For instance, “when cells become cancerous, the carbohydrate chemistry on the surface changes,” notes Dr. Hollingsworth.

Chemists for Hire

When Pfizer moved the medicinal chemistry operations that were once part of Pharmacia out of Kalamazoo in 2003, two experienced medicinal chemists, Dr. Gadwood and David Zimmer-mann, stayed behind and founded Kalexsyn.

The company provides medicinal and synthetic chemistry services to other drug companies. “Our largest clients are in California,” says Dr. Gadwood, president and COO. Of the 21 employees at Kalexsyn (short for Kalamazoo Experts in Synthesis), 13 are medicinal chemists.

Customers can contract for the synthesis of compounds on a fee-for-service basis, or Kalexsyn’s chemists may partner with project teams at other companies for several months. “Chemists are infrastructure intensive,” says Dr. Gadwood. “We need fume hoods and costly equipment like NMRs and mass specs.” Rather than small companies investing in such space and equipment, Kalexsyn performs the work at their facility.

AureoGen Biosciences (www. aureogen.com) in Kalamazoo was also established by former Pharmacia scientists. They are engineering the genomes of microbes to make drug compounds with desired characteristics. A number of successful drugs, such as penicillin, cyclosporin, and vancomycin, are natural products made by bacteria and fungi.

These drugs also have side effects, yet it is difficult to modify them chemically to reduce toxic problems. “They have a chemical complexity that makes it hard to modify them to improve them,” says Ake Elhammer, Ph.D., CEO at AureoGen.

The microorganisms contain large enzyme complexes, called nonribosomal peptide synthetase (NRPS) complexes, which direct the synthesis of cyclic peptides. The NRPS complexes form an assembly line process to construct cyclic peptides from amino acids.

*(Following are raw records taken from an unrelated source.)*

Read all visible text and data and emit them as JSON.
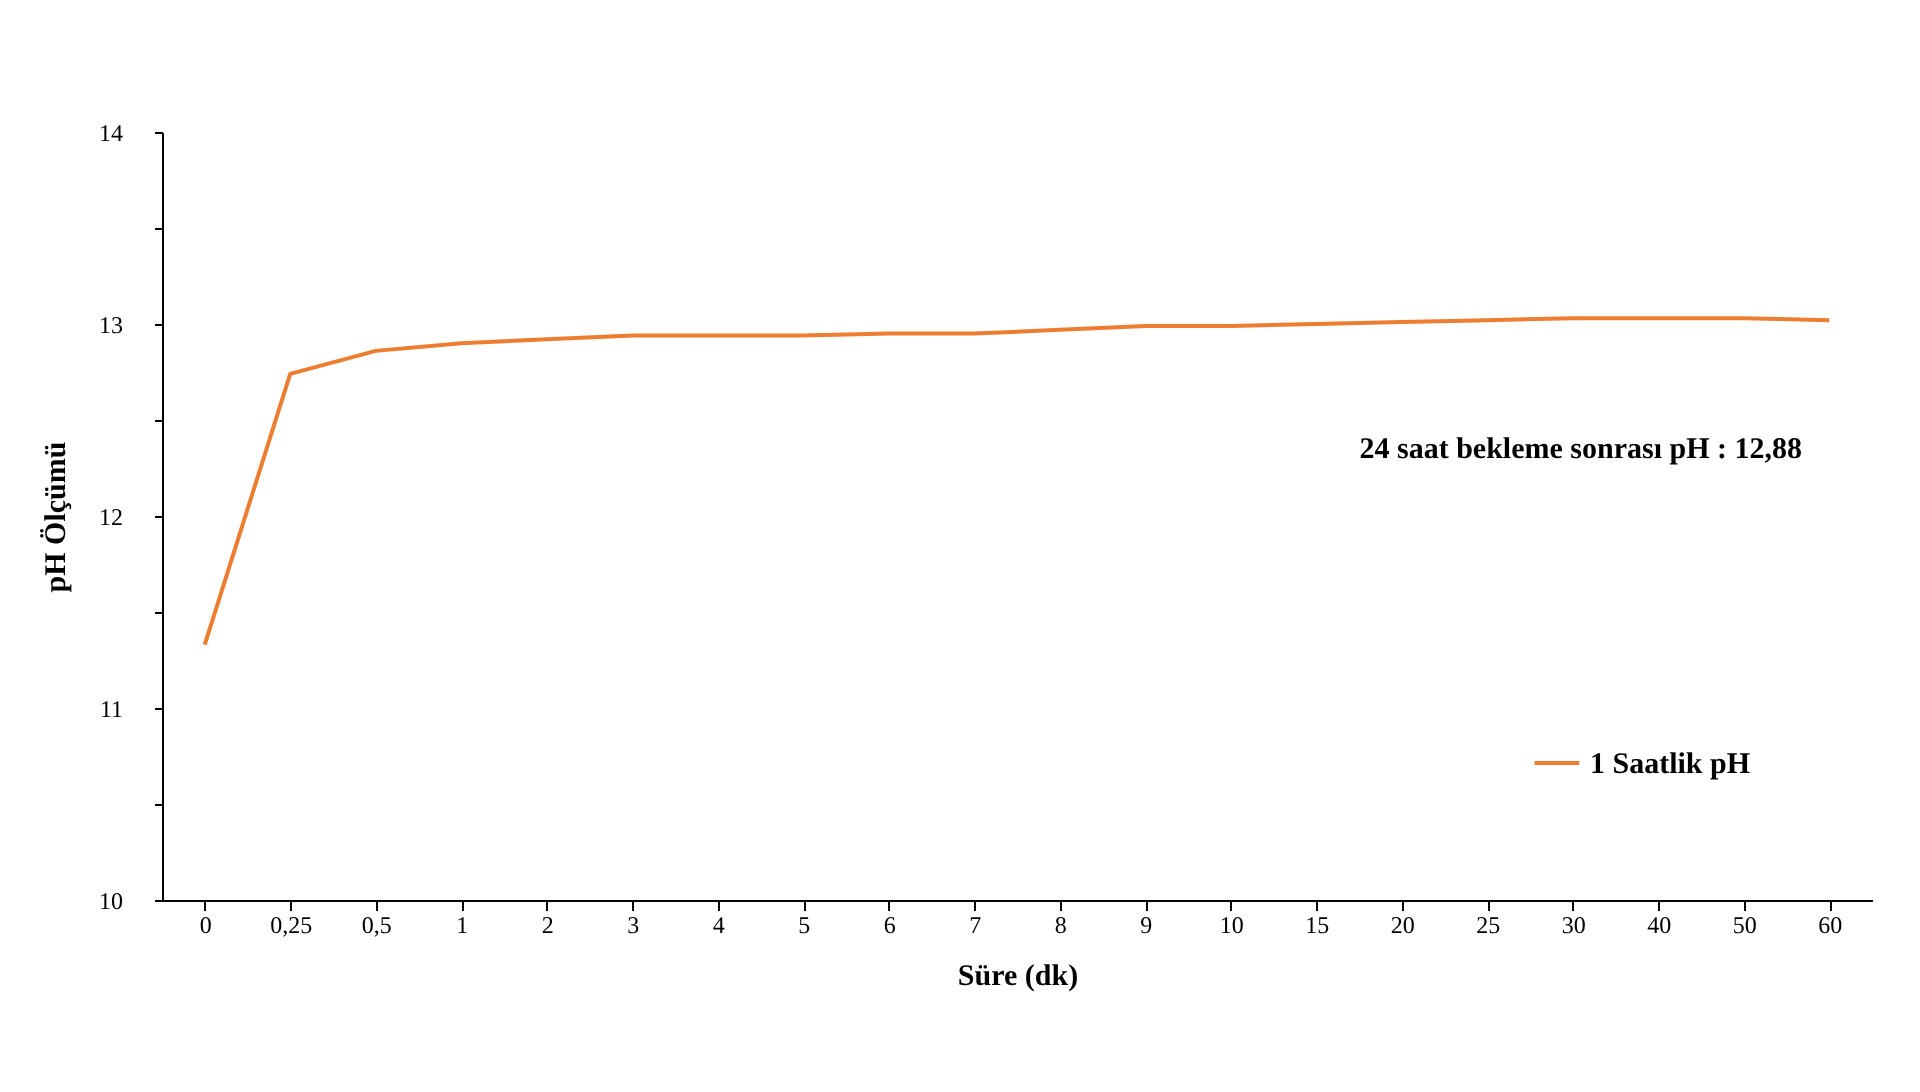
{
  "chart_data": {
    "type": "line",
    "xlabel": "Süre (dk)",
    "ylabel": "pH Ölçümü",
    "categories": [
      "0",
      "0,25",
      "0,5",
      "1",
      "2",
      "3",
      "4",
      "5",
      "6",
      "7",
      "8",
      "9",
      "10",
      "15",
      "20",
      "25",
      "30",
      "40",
      "50",
      "60"
    ],
    "series": [
      {
        "name": "1 Saatlik pH",
        "color": "#ed7d31",
        "values": [
          11.33,
          12.74,
          12.86,
          12.9,
          12.92,
          12.94,
          12.94,
          12.94,
          12.95,
          12.95,
          12.97,
          12.99,
          12.99,
          13.0,
          13.01,
          13.02,
          13.03,
          13.03,
          13.03,
          13.02
        ]
      }
    ],
    "ylim": [
      10,
      14
    ],
    "yticks": [
      10,
      {
        "value": 10.5,
        "label": null
      },
      11,
      {
        "value": 11.5,
        "label": null
      },
      12,
      {
        "value": 12.5,
        "label": null
      },
      13,
      {
        "value": 13.5,
        "label": null
      },
      14
    ],
    "annotations": [
      "24 saat bekleme sonrası  pH : 12,88"
    ],
    "grid": false,
    "legend": "bottom right",
    "marker": "none",
    "line_style": "solid"
  }
}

Scientists at AureoGen engineer microorganisms to synthesize cyclic peptides with features that previously had to be introduced chemically. Or microorganisms can be engineered to produce entirely novel molecules. AureoGen is “working on producing totally new antibiotics and antifungal compounds,” says Dr. Elhammer.

East Coast, West Coast

Asterand (www.asterand.com) is one of the few life science companies located in Detroit on the campus of Wayne State University in eastern Michigan. Founded five years ago, Asterand employs 53 workers. “We create about one new high-paying job in Detroit for each month of our existence,” boasts Randall Charlton, COO, who plans to hire 20 more people in the next year.

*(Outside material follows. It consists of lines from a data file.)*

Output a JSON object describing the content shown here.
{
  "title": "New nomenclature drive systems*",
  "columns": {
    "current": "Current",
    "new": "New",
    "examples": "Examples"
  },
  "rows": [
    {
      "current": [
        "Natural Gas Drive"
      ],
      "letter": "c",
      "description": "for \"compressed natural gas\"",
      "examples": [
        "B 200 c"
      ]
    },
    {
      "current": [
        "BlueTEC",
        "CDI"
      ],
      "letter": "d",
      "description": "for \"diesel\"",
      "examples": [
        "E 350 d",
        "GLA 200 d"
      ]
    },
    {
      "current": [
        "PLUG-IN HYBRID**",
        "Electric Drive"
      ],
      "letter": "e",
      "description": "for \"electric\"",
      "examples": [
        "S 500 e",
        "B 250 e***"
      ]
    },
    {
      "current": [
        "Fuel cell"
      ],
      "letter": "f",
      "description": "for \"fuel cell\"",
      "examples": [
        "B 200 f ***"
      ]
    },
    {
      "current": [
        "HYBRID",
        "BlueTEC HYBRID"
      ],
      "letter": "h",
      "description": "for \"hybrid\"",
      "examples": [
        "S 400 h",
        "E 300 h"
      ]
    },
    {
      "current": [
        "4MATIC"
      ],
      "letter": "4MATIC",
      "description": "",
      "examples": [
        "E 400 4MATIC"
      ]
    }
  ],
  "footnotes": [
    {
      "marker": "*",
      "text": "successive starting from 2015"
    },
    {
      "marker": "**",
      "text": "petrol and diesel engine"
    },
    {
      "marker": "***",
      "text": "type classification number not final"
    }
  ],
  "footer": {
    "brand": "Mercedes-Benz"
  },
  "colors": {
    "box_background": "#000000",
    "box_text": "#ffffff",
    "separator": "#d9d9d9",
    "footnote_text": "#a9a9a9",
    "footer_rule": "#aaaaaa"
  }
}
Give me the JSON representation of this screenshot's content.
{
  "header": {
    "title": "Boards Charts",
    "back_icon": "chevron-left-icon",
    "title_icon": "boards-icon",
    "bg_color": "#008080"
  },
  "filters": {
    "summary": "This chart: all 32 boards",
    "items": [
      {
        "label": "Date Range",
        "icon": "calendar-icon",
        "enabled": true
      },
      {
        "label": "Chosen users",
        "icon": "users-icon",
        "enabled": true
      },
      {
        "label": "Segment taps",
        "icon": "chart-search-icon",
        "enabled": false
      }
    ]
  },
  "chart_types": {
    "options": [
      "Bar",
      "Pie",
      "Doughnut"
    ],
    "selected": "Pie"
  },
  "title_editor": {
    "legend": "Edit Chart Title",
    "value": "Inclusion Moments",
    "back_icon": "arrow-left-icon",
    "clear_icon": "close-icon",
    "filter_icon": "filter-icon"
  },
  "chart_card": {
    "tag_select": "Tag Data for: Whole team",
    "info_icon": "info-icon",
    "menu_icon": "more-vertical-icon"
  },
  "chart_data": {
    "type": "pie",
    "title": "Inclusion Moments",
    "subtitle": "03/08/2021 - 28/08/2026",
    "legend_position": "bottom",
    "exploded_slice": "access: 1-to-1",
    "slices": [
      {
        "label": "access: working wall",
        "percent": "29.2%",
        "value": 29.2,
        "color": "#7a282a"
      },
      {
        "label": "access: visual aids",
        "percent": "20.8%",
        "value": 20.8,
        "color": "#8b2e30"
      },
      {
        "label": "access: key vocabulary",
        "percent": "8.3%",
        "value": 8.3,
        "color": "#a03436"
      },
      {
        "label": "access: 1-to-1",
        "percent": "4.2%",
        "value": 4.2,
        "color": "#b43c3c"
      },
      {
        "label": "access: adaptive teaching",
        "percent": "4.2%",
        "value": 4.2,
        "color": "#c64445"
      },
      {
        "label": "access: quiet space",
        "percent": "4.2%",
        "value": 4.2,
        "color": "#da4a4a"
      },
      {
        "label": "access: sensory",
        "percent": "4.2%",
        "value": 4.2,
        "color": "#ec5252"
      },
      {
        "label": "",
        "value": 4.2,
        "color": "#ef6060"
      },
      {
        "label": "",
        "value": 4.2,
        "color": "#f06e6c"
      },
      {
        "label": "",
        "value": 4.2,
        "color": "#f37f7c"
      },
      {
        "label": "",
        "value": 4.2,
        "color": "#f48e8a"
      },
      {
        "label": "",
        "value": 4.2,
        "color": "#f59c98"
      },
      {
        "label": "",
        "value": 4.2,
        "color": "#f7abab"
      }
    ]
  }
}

Asterand collects and banks human tissue and blood samples needed by genomic and proteomic researchers. Its samples are used in the drug discovery process to identify genes and proteins that cause diseases. Researchers at biotechnology and pharmaceutical companies can use Asterand’s samples to find diagnostic markers that differ between normal and disease tissue.

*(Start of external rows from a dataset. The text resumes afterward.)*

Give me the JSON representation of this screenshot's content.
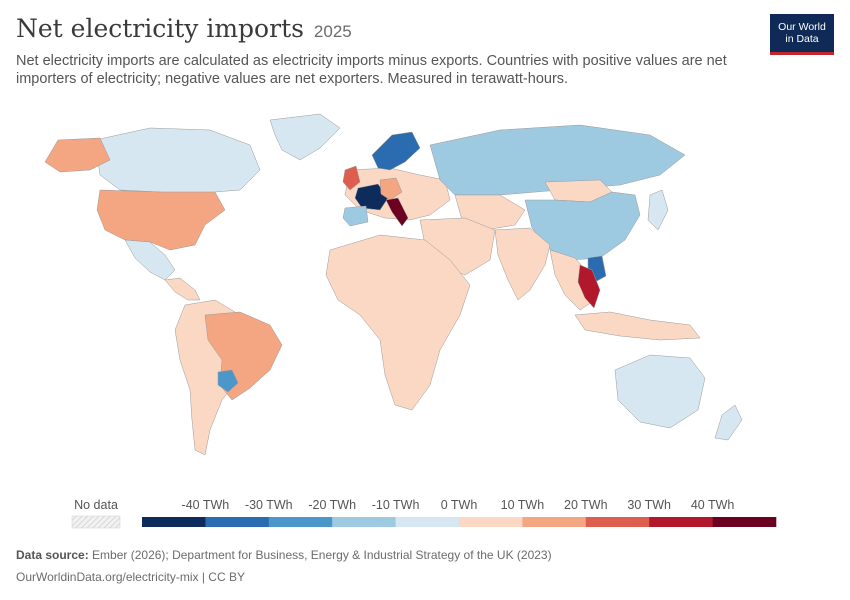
{
  "header": {
    "title": "Net electricity imports",
    "year": "2025",
    "subtitle": "Net electricity imports are calculated as electricity imports minus exports. Countries with positive values are net importers of electricity; negative values are net exporters. Measured in terawatt-hours."
  },
  "logo": {
    "line1": "Our World",
    "line2": "in Data"
  },
  "legend": {
    "no_data_label": "No data",
    "bins": [
      {
        "label": "-40 TWh",
        "color": "#0d2c5b"
      },
      {
        "label": "-30 TWh",
        "color": "#2b6cb0"
      },
      {
        "label": "-20 TWh",
        "color": "#4b97c9"
      },
      {
        "label": "-10 TWh",
        "color": "#9ecae1"
      },
      {
        "label": "0 TWh",
        "color": "#d6e7f2"
      },
      {
        "label": "10 TWh",
        "color": "#fbd8c4"
      },
      {
        "label": "20 TWh",
        "color": "#f4a582"
      },
      {
        "label": "30 TWh",
        "color": "#dd5e4f"
      },
      {
        "label": "40 TWh",
        "color": "#b2182b"
      },
      {
        "label": "",
        "color": "#6b0020"
      }
    ]
  },
  "footer": {
    "source_label": "Data source:",
    "source_text": "Ember (2026); Department for Business, Energy & Industrial Strategy of the UK (2023)",
    "url_text": "OurWorldinData.org/electricity-mix | CC BY"
  },
  "map_regions": [
    {
      "name": "north-america-region",
      "color": "#d6e7f2"
    },
    {
      "name": "united-states-region",
      "color": "#f4a582"
    },
    {
      "name": "alaska-region",
      "color": "#f4a582"
    },
    {
      "name": "mexico-region",
      "color": "#d6e7f2"
    },
    {
      "name": "central-america-region",
      "color": "#fbd8c4"
    },
    {
      "name": "south-america-region",
      "color": "#fbd8c4"
    },
    {
      "name": "brazil-region",
      "color": "#f4a582"
    },
    {
      "name": "paraguay-region",
      "color": "#4b97c9"
    },
    {
      "name": "greenland-region",
      "color": "#d6e7f2"
    },
    {
      "name": "africa-region",
      "color": "#fbd8c4"
    },
    {
      "name": "europe-region",
      "color": "#fbd8c4"
    },
    {
      "name": "france-region",
      "color": "#0d2c5b"
    },
    {
      "name": "italy-region",
      "color": "#6b0020"
    },
    {
      "name": "uk-region",
      "color": "#dd5e4f"
    },
    {
      "name": "germany-region",
      "color": "#f4a582"
    },
    {
      "name": "spain-region",
      "color": "#9ecae1"
    },
    {
      "name": "scandinavia-region",
      "color": "#2b6cb0"
    },
    {
      "name": "russia-region",
      "color": "#9ecae1"
    },
    {
      "name": "central-asia-region",
      "color": "#fbd8c4"
    },
    {
      "name": "middle-east-region",
      "color": "#fbd8c4"
    },
    {
      "name": "india-region",
      "color": "#fbd8c4"
    },
    {
      "name": "china-region",
      "color": "#9ecae1"
    },
    {
      "name": "mongolia-region",
      "color": "#fbd8c4"
    },
    {
      "name": "southeast-asia-region",
      "color": "#fbd8c4"
    },
    {
      "name": "thailand-region",
      "color": "#b2182b"
    },
    {
      "name": "laos-region",
      "color": "#2b6cb0"
    },
    {
      "name": "indonesia-region",
      "color": "#fbd8c4"
    },
    {
      "name": "japan-region",
      "color": "#d6e7f2"
    },
    {
      "name": "australia-region",
      "color": "#d6e7f2"
    },
    {
      "name": "new-zealand-region",
      "color": "#d6e7f2"
    }
  ]
}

Asterand obtains samples from 44 hospitals and clinics worldwide through a dedicated network. When they arrive at Asterand, “each sample is tested for RNA quality, and we cut slides for histology,” says Charlton.

On the shores of Lake Michigan in western Michigan, GeneGo (www.genego.com) in St. Joseph, designs software for a systems biology approach to drug discovery. The company’s first product, MetaCore, is a software platform for the analysis of high throughput data based on human pathways curated from the scientific literature. The software generates networks and maps of the connections between components.